Он резко тряхнул чубатой головой, повел плечами, свободно вздохнул, словно бы сбросив незримую тяжесть.
— А вины-то у тебя никакой: зря больная душа терзается. Что ж, большая твоя тревога понятна: как, мол, на дальнейшее жизнь устроится? А ты послушай моего простого совета, может, еще и счастлив будешь. Только одно, прошу тебя, помни: слово у меня не выдуманное, и ты ему верь.
— Я верю тебе, дядя Прохор, — тихо сказал Шура. Он вдруг понял, что этот незнакомый человек уже дорог ему своей страдальной близостью, готовностью подставить плечо, поддержать, выручить.

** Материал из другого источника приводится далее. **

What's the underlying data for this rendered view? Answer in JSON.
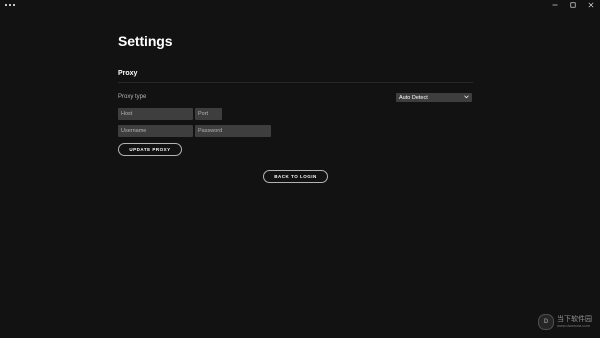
{
  "window": {
    "controls": [
      "minimize-icon",
      "maximize-icon",
      "close-icon"
    ],
    "menu_icon": "more-horizontal-icon"
  },
  "page": {
    "title": "Settings"
  },
  "proxy": {
    "section_title": "Proxy",
    "type_label": "Proxy type",
    "type_selected": "Auto Detect",
    "host_placeholder": "Host",
    "port_placeholder": "Port",
    "username_placeholder": "Username",
    "password_placeholder": "Password",
    "update_button": "UPDATE PROXY"
  },
  "back_button": "BACK TO LOGIN",
  "watermark": {
    "logo_text": "D",
    "name": "当下软件园",
    "url": "www.downxia.com"
  },
  "colors": {
    "background": "#121212",
    "input_bg": "#3e3e3e",
    "text": "#ffffff",
    "muted": "#b3b3b3"
  }
}
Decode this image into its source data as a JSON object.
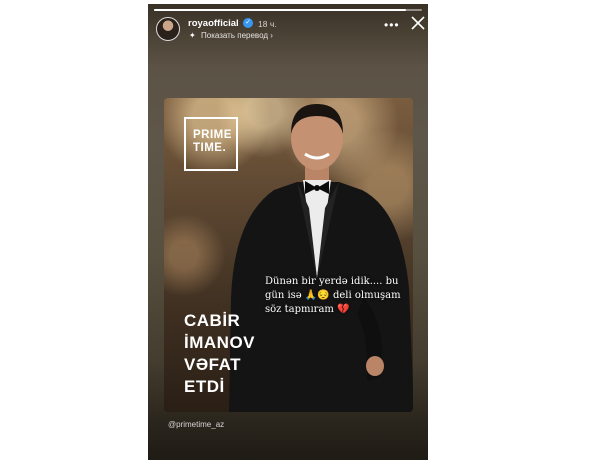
{
  "story": {
    "progress": 0.94,
    "user": {
      "name": "royaofficial",
      "verified": true
    },
    "time": "18 ч.",
    "translate_label": "Показать перевод",
    "translate_chevron": "›",
    "more_label": "•••",
    "close_icon": "close-icon",
    "verified_icon": "✓",
    "translate_icon": "✦"
  },
  "card": {
    "logo": {
      "line1": "PRIME",
      "line2": "TIME."
    },
    "headline": [
      "CABİR",
      "İMANOV",
      "VƏFAT",
      "ETDİ"
    ],
    "caption": "Dünən bir yerdə idik.... bu gün isə 🙏😔 deli olmuşam söz tapmıram 💔"
  },
  "mention": "@primetime_az"
}
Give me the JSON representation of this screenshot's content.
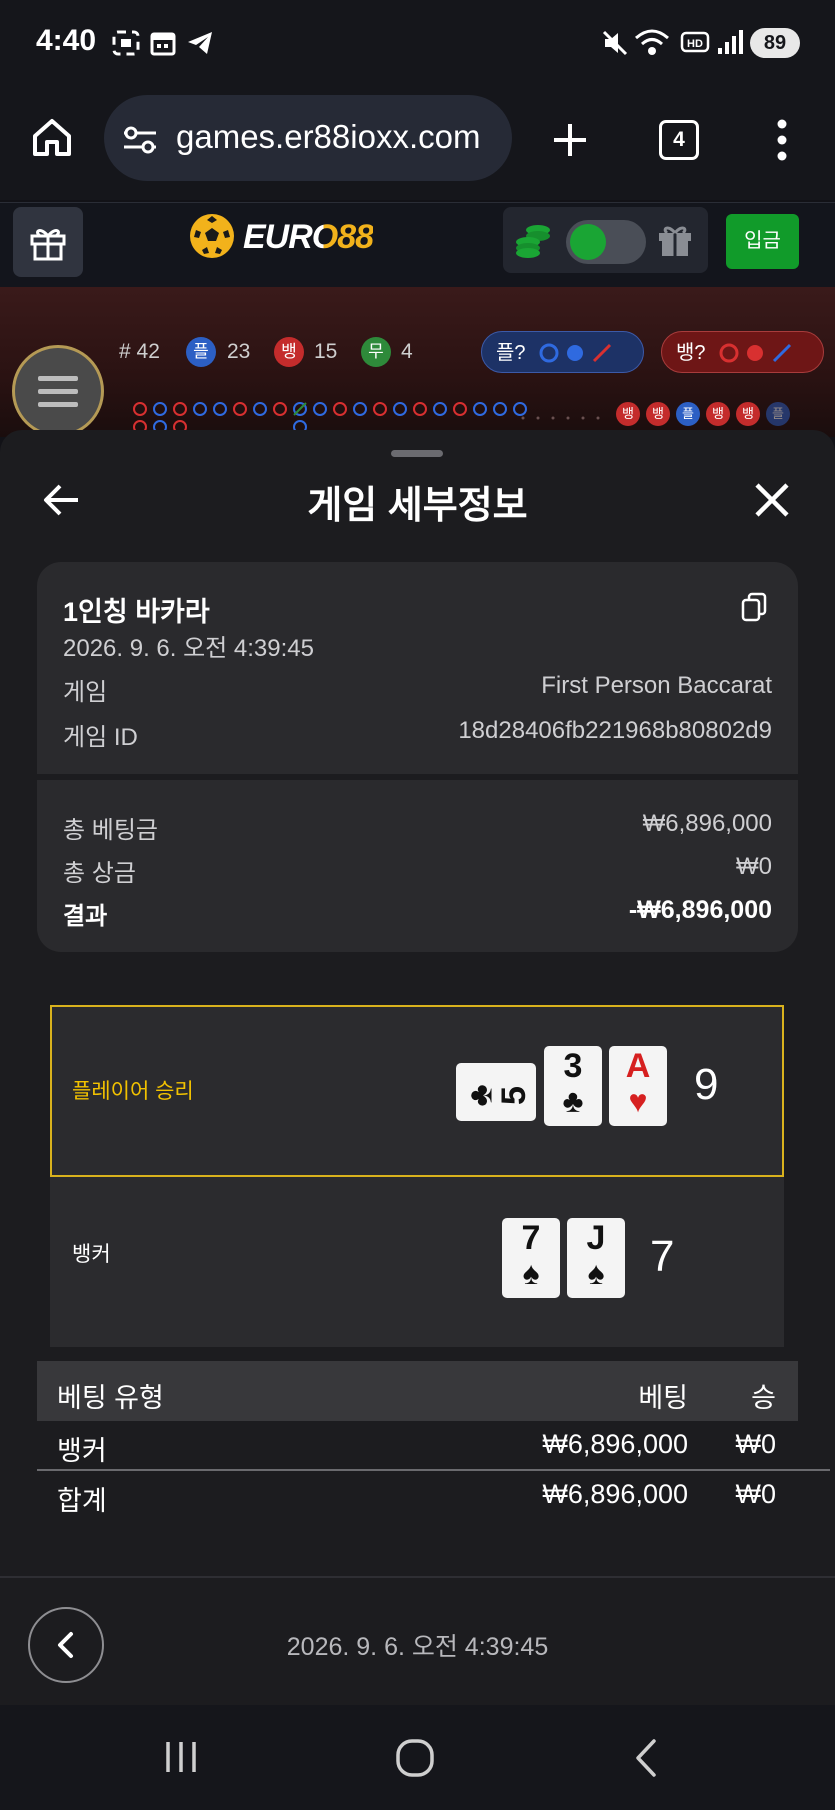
{
  "status_bar": {
    "time": "4:40",
    "battery": "89",
    "left_icons": [
      "screenshot-icon",
      "calendar-icon",
      "telegram-icon"
    ],
    "right_icons": [
      "mute-icon",
      "wifi-icon",
      "hd-icon",
      "signal-icon"
    ]
  },
  "browser": {
    "url": "games.er88ioxx.com",
    "tab_count": "4"
  },
  "site_header": {
    "logo_text": "EURO88",
    "deposit_label": "입금"
  },
  "stats": {
    "round": "# 42",
    "player_badge": "플",
    "player_count": "23",
    "banker_badge": "뱅",
    "banker_count": "15",
    "tie_badge": "무",
    "tie_count": "4",
    "player_predict": "플?",
    "banker_predict": "뱅?",
    "bead_road": [
      "뱅",
      "뱅",
      "플",
      "뱅",
      "뱅",
      "플"
    ],
    "colors": {
      "player": "#2c5fc4",
      "banker": "#c42c2c",
      "tie": "#2e8a3a"
    }
  },
  "modal": {
    "title": "게임 세부정보",
    "game_name": "1인칭 바카라",
    "game_datetime": "2026. 9. 6. 오전 4:39:45",
    "rows": [
      {
        "label": "게임",
        "value": "First Person Baccarat"
      },
      {
        "label": "게임 ID",
        "value": "18d28406fb221968b80802d9"
      }
    ],
    "totals": [
      {
        "label": "총 베팅금",
        "value": "₩6,896,000"
      },
      {
        "label": "총 상금",
        "value": "₩0"
      },
      {
        "label": "결과",
        "value": "-₩6,896,000"
      }
    ],
    "player_hand": {
      "label": "플레이어 승리",
      "score": "9",
      "cards": [
        {
          "rank": "5",
          "suit": "♣",
          "color": "#111111"
        },
        {
          "rank": "3",
          "suit": "♣",
          "color": "#111111"
        },
        {
          "rank": "A",
          "suit": "♥",
          "color": "#d62020"
        }
      ]
    },
    "banker_hand": {
      "label": "뱅커",
      "score": "7",
      "cards": [
        {
          "rank": "7",
          "suit": "♠",
          "color": "#111111"
        },
        {
          "rank": "J",
          "suit": "♠",
          "color": "#111111"
        }
      ]
    },
    "bet_table": {
      "headers": [
        "베팅 유형",
        "베팅",
        "승"
      ],
      "rows": [
        [
          "뱅커",
          "₩6,896,000",
          "₩0"
        ],
        [
          "합계",
          "₩6,896,000",
          "₩0"
        ]
      ]
    },
    "footer_date": "2026. 9. 6. 오전 4:39:45"
  },
  "accent": {
    "win_yellow": "#f2c200",
    "deposit_green": "#119b2a"
  }
}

— Когда меня под завалом всего, до последней косточки искромсало, — продолжал Прохор, мягко беря руку Шуры и словно пытаясь отогреть в своих ладонях, — я девять хирургических операций перенес: мне кости выпрямляли, на планки брали, сверлили да строгали, — всего и не перечислить. Скажу тебе откровенно — другой девять раз умер бы, а я упрямый: решил, что выживу, я выжил. Тут, может, вся важность в том, чтобы решить без малейшего колебания, без сомнения, с полной, наиполнейшей верой, что будешь жить. О, человек, брат, многое может! Великое это дело — воля души. И если уж решено жить, тут должно по возможности и по характеру занятие избрать, чтобы не только рукам работа, чтобы и сердцу — полный простор. Я поначалу было за сапожное дело взялся. И что же — спорилось. Может, модельщиком и не стал бы, а добрые мокроступы мог смастерить. Но случилось однажды, ночью, у самого окошка моего заиграла гармонь и, веришь, самое затаенное высказала. Так моя дальнейшая судьба и определилась. А теперь временами задумаюсь, прошлое вспомню и не верю: как же я раньше-то без музыки жил?.. Без нее и печаль нема, и радость не вымолвится, а человек не может молча в самом себе кипеть — ему это счастье от века дано: слово и музыка.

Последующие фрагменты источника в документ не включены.